Use this command: netsh wlan show networks mode=bssid.
The above command will show signal strength, wifi channel, wifi protocol used, encryption, and data rates.
On Windows, quality is defined in terms of percentage instead of dBm. To do necessary conversion you can use this formula: http://stackoverflow.com/a/15798024/582917
Linux commands are found here: http://www.cyberciti.biz/tips/linux-find-out-wireless-network-speed-signal-strength.html
If you're connected to the internet, you can use your WiFi as a hotspot access point, and share your internet connection for your other WiFi enabled devices. You can think of this as reverse tethering. The official name for this feature is: "Windows Hosted Wireless Network".
This can work by routing:
- USB Modem <-> WiFi Hotspot
- Ethernet <-> WiFi Hotspot
- WiFi <-> WiFi Hotspot
To do this, we need to enable the hostednetwork interface on our WiFi interface. This creates a virtual WiFi Hotspot interface. Then we start ICS (Internet Connection Sharing) on the interface that is connected to the internet, and link it up with the WiFi Hotspot interface.

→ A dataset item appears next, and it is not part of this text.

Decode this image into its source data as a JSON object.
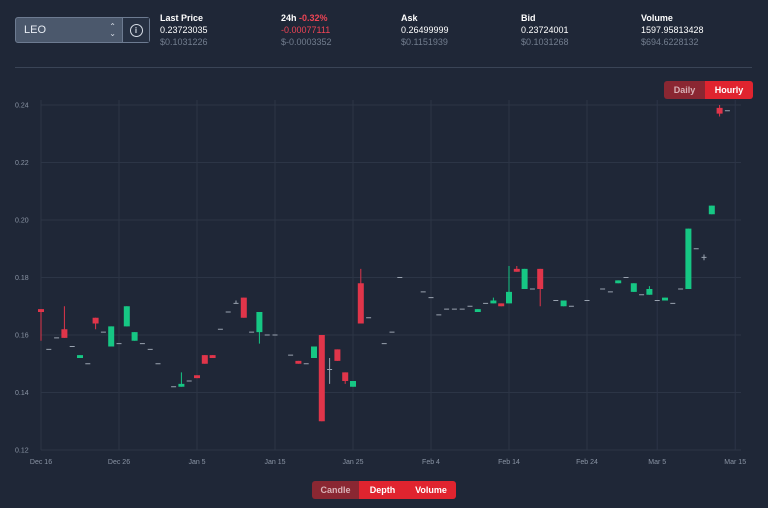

First go into admin mode in Cygwin. Your WiFi must be switched on.
Only modern WiFi interfaces support the hostednetwork capability:
netsh wlan show hostednetwork
Create your hostednetwork where * can be anything (this command can be used to change the SSID and key of the access point):
netsh wlan set hostednetwork mode=allow ssid=* key=*
Start your hostednetwork:
netsh wlan start hostednetwork
By default the hostednetwork has a fixed IP address of 192.168.137.1 and fixed subnet mask of 255.255.255.0. This is fixed by the WiFi interface. (It however can be changed via the registry: http://www.tomshardware.com/faq/id-1925829/change-default-internet-connection-sharing-address-range.html) This is will be the IP of your WiFi access point. Your mobile devices will acquire an IP of 192.168.137.*.
For Windows XP see: http://www.utilizewindows.com/networking/implementation/406-internet-connection-sharing-ics-on-windows-systems
Now you need to setup ICS.
Connect your WiFi enabled device.
Run this command to see which devices are connected:
netsh wlan show hostednetwork
Stop your hostednetwork (by default on shutdown, the hostednetwork is stopped automatically):
netsh wlan stop hostednetwork
Disable your hostednetwork:
netsh wlan set hostednetwork mode=disallow
The problem with the DNS is because the WiFi HotSpot is not running its own DNS server. When peeps connect to 192.168.137.1, they expect the DNS server/GateWay IP to be that as well. It seems adding the DNS servers to that interface doesn't do anything, as that field specifies what DNS server for connections on 192.168.137.1 to be using, and in fact, the client connections don't actually use that DNS server, that's like the DNS servers that the WiFi hotspot interface would use if it were using the internet. The real DNS is in the TELKOMCEL, that is automatically acquired, and passed on from TELKOMCEL. The computer currently is using that internet interface, so it uses the DNS passed from TELKOMCEL. Now why has nobody mentioned this, and the ICS not passing the DNS servers to the WiFi hotspot interface and all client connections?